For Release Upon Receipt - June 5, 2008
Contact: Ronald Rosenberg, 617-358-1240, ronrosen@bu.edu

BOSTON UNIVERSITY PROFESSOR SHANG-HUA TENG'S RESEARCH WINS PRESTIGOUS AWARD FOR HELPING COMPUTERS SOLVE PRACTICAL PROBLEMS

(Boston) - Shang-Hua Teng, a Boston University Professor of Computer Science will share the prestigious Gödel Prize, given for outstanding papers in theoretical science, by the Association for Computing Machinery’s Special Interest Group on Algorithms and Computing Theory and the European Association for Theoretical Computer Science.

Together with long-time collaborator and friend Daniel A. Spielman, a Yale University professor of applied mathematics and computer science, they will travel to Reykjavik, Iceland next month to receive their award at the International Colloquium on Automata, Languages and Programming. They will be honored for their research in developing a rigorous framework to explain the practical success of algorithms on real data and real computers that could not be easily understood through traditional techniques.

Their paper, “Smoothed Analysis of Algorithms: Why is the Simplex Algorithm Usually Takes Polynomial Time,” explains why the Simplex Method, which is used to solve complex efficiency problems such as scheduling different airline fare classes, production planning, and games of strategy, functions so well, especially in business.

Smoothed analysis is considered an important development because it overcomes the “worst-case analysis,” which is a traditional way computer scientists analyze the amounts of resources required for the execution of algorithms, such as execution time, for the most difficult problem configuration.

However, the worst case analysis may not provide a complete picture of an algorithm’s resource requirements. For the Simplex Method, the worst case behavior was rarely encountered in practice. While computer scientists could contrive certain aberrant problem configurations that would cause the Simplex Method to falter, stretching out the running time to find a solution, this was an unusual situation in practice that could not be rigorously explained.

Teng and Spielman’s smoothed analysis of algorithms provides a framework to explain the success in practice of certain algorithms and heuristics (a problem-solving technique in which the best solution is selected at successive stages of a computer program). Instead of the traditional worst-case analysis, they proposed to analyze how small random changes to problem configurations given to an algorithm can alter its resource requirements. They proved why the Simplex Algorithm – first developed more than 50 years ago -- efficiently gave the correct problem-solving answers in practice. The researchers also showed that by introducing even small random changes to the aberrant problem configurations, the Simplex Method could efficiently find the solution.

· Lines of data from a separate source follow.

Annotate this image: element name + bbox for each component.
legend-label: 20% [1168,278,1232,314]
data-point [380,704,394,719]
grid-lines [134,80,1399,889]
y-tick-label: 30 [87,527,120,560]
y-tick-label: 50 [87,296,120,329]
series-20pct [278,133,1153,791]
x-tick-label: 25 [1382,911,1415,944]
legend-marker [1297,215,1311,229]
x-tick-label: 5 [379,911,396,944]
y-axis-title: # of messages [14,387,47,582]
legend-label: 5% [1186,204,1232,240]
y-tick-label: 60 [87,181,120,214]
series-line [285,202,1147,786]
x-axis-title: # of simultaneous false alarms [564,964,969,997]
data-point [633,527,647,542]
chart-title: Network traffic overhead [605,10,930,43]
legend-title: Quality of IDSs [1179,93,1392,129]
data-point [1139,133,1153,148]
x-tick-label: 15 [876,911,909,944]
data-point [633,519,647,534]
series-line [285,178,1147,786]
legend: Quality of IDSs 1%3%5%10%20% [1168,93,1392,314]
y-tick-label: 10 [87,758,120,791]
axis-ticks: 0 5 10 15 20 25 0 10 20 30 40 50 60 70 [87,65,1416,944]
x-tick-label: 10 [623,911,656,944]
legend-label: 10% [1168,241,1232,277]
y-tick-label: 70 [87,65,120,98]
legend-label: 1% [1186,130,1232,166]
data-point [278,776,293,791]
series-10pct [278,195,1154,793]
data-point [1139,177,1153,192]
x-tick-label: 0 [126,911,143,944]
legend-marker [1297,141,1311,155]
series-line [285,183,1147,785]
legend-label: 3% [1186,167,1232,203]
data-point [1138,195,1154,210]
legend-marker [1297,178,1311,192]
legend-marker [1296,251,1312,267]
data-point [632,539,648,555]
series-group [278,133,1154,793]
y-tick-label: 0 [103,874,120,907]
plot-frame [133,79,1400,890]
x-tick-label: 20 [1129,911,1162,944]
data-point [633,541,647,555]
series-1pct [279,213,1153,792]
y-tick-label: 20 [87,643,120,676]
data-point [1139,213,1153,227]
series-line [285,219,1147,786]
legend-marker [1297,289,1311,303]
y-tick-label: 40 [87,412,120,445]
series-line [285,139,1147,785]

In developing a new way to analyze the algorithms with smoothed analysis, they provided mathematicians and computer scientists with an extra level of confidence in understanding algorithm behavior. Teng and Spielman essentially provided a deeper and thorough understanding of why the widely known Simplex Method worked so well.

In 1992, when Teng, was an instructor at the Massachusetts Institute of Technology and Spielman, a Ph.D. candidate their student-teacher relationship evolved to where they began collaborating on improving the simplex method in 1996.

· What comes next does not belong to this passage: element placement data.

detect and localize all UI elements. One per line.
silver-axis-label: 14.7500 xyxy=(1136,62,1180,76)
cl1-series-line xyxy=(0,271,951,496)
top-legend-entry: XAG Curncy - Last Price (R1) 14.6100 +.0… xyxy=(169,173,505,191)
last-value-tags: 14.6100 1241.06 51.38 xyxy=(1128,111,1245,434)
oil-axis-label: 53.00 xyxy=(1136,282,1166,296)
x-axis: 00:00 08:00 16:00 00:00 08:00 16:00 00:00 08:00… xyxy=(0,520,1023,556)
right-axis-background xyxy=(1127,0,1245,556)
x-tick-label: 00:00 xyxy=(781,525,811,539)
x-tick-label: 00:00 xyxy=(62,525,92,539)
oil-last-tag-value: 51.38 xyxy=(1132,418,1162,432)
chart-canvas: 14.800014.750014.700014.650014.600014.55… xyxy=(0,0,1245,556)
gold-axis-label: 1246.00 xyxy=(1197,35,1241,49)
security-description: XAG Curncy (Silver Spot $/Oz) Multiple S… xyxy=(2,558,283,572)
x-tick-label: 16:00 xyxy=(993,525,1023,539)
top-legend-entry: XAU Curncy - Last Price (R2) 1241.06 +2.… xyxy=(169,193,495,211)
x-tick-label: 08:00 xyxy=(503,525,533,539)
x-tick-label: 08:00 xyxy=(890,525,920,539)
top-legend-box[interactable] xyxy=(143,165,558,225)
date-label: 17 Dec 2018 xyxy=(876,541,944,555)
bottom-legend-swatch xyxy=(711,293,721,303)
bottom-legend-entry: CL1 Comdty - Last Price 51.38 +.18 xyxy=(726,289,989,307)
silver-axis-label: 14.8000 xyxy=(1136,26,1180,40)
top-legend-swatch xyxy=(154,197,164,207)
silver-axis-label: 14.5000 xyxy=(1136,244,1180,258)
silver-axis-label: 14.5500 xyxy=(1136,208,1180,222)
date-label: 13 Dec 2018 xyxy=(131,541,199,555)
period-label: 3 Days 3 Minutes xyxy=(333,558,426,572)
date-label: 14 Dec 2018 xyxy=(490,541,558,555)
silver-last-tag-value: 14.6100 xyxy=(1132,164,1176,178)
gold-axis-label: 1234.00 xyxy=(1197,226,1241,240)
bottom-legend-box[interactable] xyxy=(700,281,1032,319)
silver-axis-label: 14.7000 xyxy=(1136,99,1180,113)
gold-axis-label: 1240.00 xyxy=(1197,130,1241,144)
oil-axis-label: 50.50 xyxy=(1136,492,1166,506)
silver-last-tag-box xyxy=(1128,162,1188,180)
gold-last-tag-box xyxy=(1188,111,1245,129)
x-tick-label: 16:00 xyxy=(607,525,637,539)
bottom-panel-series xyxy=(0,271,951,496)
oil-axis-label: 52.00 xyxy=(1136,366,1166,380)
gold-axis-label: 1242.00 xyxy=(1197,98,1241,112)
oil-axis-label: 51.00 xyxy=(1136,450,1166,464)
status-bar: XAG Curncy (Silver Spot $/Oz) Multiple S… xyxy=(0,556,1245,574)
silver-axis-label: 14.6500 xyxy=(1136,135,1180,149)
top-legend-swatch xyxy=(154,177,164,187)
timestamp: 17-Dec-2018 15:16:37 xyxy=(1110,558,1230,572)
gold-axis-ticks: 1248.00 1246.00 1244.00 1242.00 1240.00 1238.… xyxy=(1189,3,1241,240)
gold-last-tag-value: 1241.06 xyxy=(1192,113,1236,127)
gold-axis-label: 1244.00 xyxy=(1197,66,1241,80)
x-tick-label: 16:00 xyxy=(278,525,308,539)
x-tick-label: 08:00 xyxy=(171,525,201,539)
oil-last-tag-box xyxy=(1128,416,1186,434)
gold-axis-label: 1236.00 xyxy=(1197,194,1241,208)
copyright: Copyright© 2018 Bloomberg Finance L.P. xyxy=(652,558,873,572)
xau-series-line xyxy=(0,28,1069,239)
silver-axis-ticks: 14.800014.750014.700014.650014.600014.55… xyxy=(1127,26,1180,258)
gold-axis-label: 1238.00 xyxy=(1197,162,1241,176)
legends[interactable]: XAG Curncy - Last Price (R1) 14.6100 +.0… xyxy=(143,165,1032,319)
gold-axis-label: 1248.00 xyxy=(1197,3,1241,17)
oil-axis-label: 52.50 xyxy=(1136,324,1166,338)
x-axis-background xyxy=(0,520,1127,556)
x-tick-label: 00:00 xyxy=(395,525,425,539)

Over the years their research changed direction and in 2004 they published their seminal explanation paper in the Journal of the Association for Computing Machinery – the basis for winning the Gödel prize. The award, which includes $5,000, recognizes groundbreaking work in mathematical logic and computer science. Along the way, their research was cited as one of the three significant accomplishments funded by the computer science division of the National Science Foundation.

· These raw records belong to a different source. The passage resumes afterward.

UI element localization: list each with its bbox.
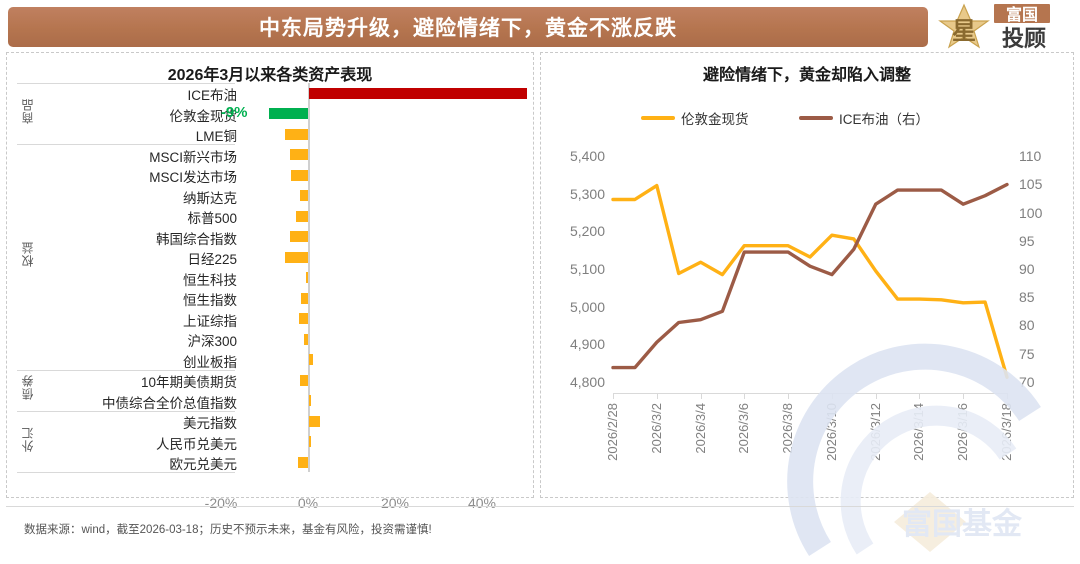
left-chart-title: 2026年3月以来各类资产表现 bbox=[167, 67, 373, 84]
line-series-group bbox=[611, 182, 1009, 379]
legend-item-oil: ICE布油（右） bbox=[799, 108, 929, 128]
bar-label: MSCI发达市场 bbox=[149, 170, 237, 185]
group-divider bbox=[17, 369, 235, 371]
bar-label: 沪深300 bbox=[187, 334, 237, 349]
bar bbox=[304, 333, 308, 345]
bar-label: 标普500 bbox=[187, 211, 237, 226]
brand-logo: 星 富国 投顾 bbox=[934, 2, 1074, 51]
bar bbox=[309, 395, 311, 406]
group-divider bbox=[17, 82, 235, 84]
group-divider bbox=[17, 472, 235, 474]
group-label-2: 债券 bbox=[21, 374, 35, 401]
bar bbox=[289, 231, 308, 242]
left-axis-tick: 5,000 bbox=[569, 298, 605, 315]
bar bbox=[285, 251, 308, 263]
bar bbox=[300, 292, 308, 304]
x-axis-tick: 0% bbox=[297, 494, 319, 511]
left-axis-tick: 4,800 bbox=[569, 373, 605, 390]
logo-top-text: 富国 bbox=[1006, 5, 1038, 24]
bar-label: 10年期美债期货 bbox=[140, 375, 237, 390]
asset-performance-panel: 2026年3月以来各类资产表现 商品权益债券外汇 ICE布油伦敦金现货 -9% LME… bbox=[6, 52, 534, 511]
logo-bottom-text: 投顾 bbox=[1002, 26, 1046, 51]
right-axis-tick: 90 bbox=[1019, 261, 1035, 277]
bar-label: 日经225 bbox=[187, 252, 237, 267]
line-chart-plot: 4,800 4,900 5,000 5,100 5,200 5,300 5,400 70 75 8… bbox=[541, 53, 1073, 497]
bar-label: 人民币兑美元 bbox=[156, 436, 237, 452]
x-axis-tickmark bbox=[613, 393, 614, 399]
header-banner: 中东局势升级，避险情绪下，黄金不涨反跌 bbox=[8, 7, 928, 47]
bar-label: MSCI新兴市场 bbox=[149, 149, 237, 165]
right-axis-tick: 105 bbox=[1019, 176, 1043, 193]
bar bbox=[284, 128, 308, 140]
bar bbox=[309, 354, 313, 365]
page-title: 中东局势升级，避险情绪下，黄金不涨反跌 bbox=[259, 17, 677, 40]
bar bbox=[291, 169, 308, 181]
group-label-3: 外汇 bbox=[21, 425, 35, 452]
bar bbox=[268, 108, 308, 119]
line-series-gold bbox=[611, 183, 1009, 379]
group-label-1: 权益 bbox=[21, 241, 35, 267]
bar bbox=[299, 374, 308, 386]
x-axis-tick: 40% bbox=[467, 494, 497, 511]
zero-axis-line bbox=[308, 82, 310, 473]
legend-swatch-oil bbox=[799, 116, 833, 120]
bar-chart-plot: 商品权益债券外汇 ICE布油伦敦金现货 -9% LME铜 MSCI新兴市场 MSCI发达市… bbox=[7, 53, 533, 511]
x-axis-tick: 20% bbox=[380, 494, 410, 511]
bar-label: 恒生指数 bbox=[183, 293, 237, 308]
right-axis-tick: 85 bbox=[1019, 289, 1035, 306]
right-axis-tick: 110 bbox=[1019, 148, 1042, 165]
x-axis-tickmark bbox=[656, 393, 658, 399]
right-axis-tick: 100 bbox=[1019, 204, 1043, 221]
bar-label: 韩国综合指数 bbox=[156, 231, 237, 247]
star-icon bbox=[938, 3, 990, 49]
bar bbox=[299, 190, 308, 201]
legend-item-gold: 伦敦金现货 bbox=[641, 108, 749, 128]
group-divider bbox=[17, 144, 235, 146]
footer-divider bbox=[6, 506, 1074, 507]
bar bbox=[295, 210, 308, 222]
group-label-0: 商品 bbox=[21, 97, 35, 124]
line-series-oil bbox=[611, 182, 1009, 370]
watermark-text: 富国基金 bbox=[902, 507, 1023, 541]
x-axis-tickmark bbox=[744, 393, 746, 399]
logo-star-char: 星 bbox=[952, 18, 976, 45]
group-divider bbox=[17, 410, 235, 412]
right-chart-title: 避险情绪下，黄金却陷入调整 bbox=[702, 67, 911, 84]
x-axis-tick: -20% bbox=[204, 494, 238, 511]
legend-swatch-gold bbox=[641, 116, 675, 120]
bar bbox=[299, 313, 308, 324]
left-axis-tick: 5,200 bbox=[569, 223, 605, 240]
bar bbox=[305, 272, 308, 283]
footer-source-note: 数据来源：wind，截至2026-03-18；历史不预示未来，基金有风险，投资需… bbox=[24, 524, 432, 536]
right-axis-tick: 95 bbox=[1019, 232, 1035, 249]
bar-label: 伦敦金现货 bbox=[169, 108, 238, 124]
bar-label: 美元指数 bbox=[183, 416, 237, 431]
gold-oil-panel: 避险情绪下，黄金却陷入调整 伦敦金现货 ICE布油（右） 4,800 4,900 5… bbox=[540, 52, 1074, 498]
bar bbox=[309, 415, 320, 427]
bar bbox=[290, 149, 308, 160]
bar-label: 中债综合全价总值指数 bbox=[102, 395, 237, 411]
left-axis-tick: 5,400 bbox=[569, 148, 605, 165]
legend-label-oil: ICE布油（右） bbox=[839, 112, 930, 127]
left-axis-tick: 5,100 bbox=[569, 261, 605, 277]
bar-label: ICE布油 bbox=[187, 88, 237, 103]
right-axis-tick: 80 bbox=[1019, 317, 1035, 334]
bar bbox=[297, 456, 308, 468]
bar-label: 纳斯达克 bbox=[183, 190, 237, 206]
bar bbox=[309, 436, 311, 447]
bar-label: 创业板指 bbox=[183, 354, 237, 370]
bar-label: 上证综指 bbox=[183, 313, 237, 329]
left-axis-tick: 5,300 bbox=[569, 185, 605, 202]
bar-value-label: -9% bbox=[220, 103, 248, 121]
bar bbox=[309, 87, 527, 99]
legend-label-gold: 伦敦金现货 bbox=[681, 112, 749, 127]
x-axis-tickmark bbox=[700, 393, 702, 399]
bar-label: 欧元兑美元 bbox=[169, 457, 238, 472]
left-axis-tick: 4,900 bbox=[569, 336, 605, 353]
bar-label: 恒生科技 bbox=[183, 272, 237, 288]
bar-label: LME铜 bbox=[195, 129, 237, 144]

Since joining the faculty at Boston University in January, 2002, Teng has taught undergraduate and graduate classes in geometric algorithms, cryptography and computational geometry. In the fall of 2008 he will teach a new course in computational game theory.

“This [computer game theory] is a hot area at the juncture of economics and computer science where Shang-Hua and his collaborators are answering important open questions….stay tuned,” said Stan Sclaroff, Professor and Chairman of the Department of Computer Science.

Founded in 1839, Boston University is an internationally recognized institution of higher education and research. With more than 30,000 students, it is the fourth largest independent university in the United States. BU consists of 17 colleges and schools along with a number of multi-disciplinary centers and institutes which are central to the school's research and teaching mission.